In a hearing due to start today before an administrative law judge at the Drug Enforcement Administration, professor Lyle Craker and his supporters will argue for a DEA license to grow the research drugs. It is the climax of a decades-long effort to expand research into marijuana and controlled drugs and of Craker's almost five-year effort to become a competing marijuana grower.

"Our work is focused on finding medicinal uses of plants, and marijuana is one with clear potential," said Craker, director of the medicinal plant program of the university's Department of Plant, Soil and Insect Sciences in Amherst, Mass., and editor of the Journal of Herbs, Spices and Medicinal Plants. "There's only one government-approved source of marijuana for scientific research in this country, and that just isn't adequate."

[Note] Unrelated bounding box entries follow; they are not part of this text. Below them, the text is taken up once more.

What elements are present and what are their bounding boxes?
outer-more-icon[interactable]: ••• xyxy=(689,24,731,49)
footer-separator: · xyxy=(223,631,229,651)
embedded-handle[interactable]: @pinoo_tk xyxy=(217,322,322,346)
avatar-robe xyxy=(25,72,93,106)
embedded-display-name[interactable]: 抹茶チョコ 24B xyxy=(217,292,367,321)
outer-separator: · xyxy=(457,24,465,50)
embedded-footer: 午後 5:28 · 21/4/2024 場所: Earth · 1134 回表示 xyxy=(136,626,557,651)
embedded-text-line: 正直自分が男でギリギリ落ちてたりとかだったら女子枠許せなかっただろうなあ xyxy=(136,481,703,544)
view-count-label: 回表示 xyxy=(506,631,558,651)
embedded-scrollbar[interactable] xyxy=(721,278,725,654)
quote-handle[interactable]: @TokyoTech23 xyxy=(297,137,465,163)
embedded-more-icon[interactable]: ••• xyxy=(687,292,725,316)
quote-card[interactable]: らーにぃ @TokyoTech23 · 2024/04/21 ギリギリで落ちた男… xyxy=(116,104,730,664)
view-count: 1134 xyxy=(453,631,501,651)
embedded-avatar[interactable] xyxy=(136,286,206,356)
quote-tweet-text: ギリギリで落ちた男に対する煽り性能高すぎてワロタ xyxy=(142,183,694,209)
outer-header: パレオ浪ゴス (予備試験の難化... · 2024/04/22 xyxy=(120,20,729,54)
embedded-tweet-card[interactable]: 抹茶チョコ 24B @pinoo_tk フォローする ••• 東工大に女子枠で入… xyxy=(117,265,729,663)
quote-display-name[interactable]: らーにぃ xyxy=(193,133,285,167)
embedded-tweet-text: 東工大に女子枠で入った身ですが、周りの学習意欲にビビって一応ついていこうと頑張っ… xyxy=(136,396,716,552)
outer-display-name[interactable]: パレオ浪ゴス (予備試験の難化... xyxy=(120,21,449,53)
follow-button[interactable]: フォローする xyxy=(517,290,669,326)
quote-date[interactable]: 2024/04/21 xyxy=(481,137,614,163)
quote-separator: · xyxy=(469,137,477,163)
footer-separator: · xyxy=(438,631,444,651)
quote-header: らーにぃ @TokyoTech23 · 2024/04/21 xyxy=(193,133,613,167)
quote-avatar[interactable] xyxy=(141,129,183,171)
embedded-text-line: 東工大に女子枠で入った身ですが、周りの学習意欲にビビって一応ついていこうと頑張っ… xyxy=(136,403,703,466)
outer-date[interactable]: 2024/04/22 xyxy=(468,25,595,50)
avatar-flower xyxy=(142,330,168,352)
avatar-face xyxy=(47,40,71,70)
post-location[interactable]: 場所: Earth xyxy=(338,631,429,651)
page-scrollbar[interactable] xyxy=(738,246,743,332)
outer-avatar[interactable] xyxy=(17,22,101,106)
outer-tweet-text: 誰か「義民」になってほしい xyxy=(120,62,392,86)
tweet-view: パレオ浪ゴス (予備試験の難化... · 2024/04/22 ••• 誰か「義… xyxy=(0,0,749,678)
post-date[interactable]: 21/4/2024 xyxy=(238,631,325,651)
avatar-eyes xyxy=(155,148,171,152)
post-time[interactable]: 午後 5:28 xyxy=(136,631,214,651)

The DEA, which has to license anyone who wants to grow marijuana, disagrees.

The agency, as well as the National Institute on Drug Abuse, which formally runs the marijuana research program, argues that it is not in the public interest to have more than one source of marijuana, in part because it could lead to greater illicit use. What's more, they said in legal briefs, the Mississippi program supplies all the marijuana that researchers need. Agency officials declined to comment further.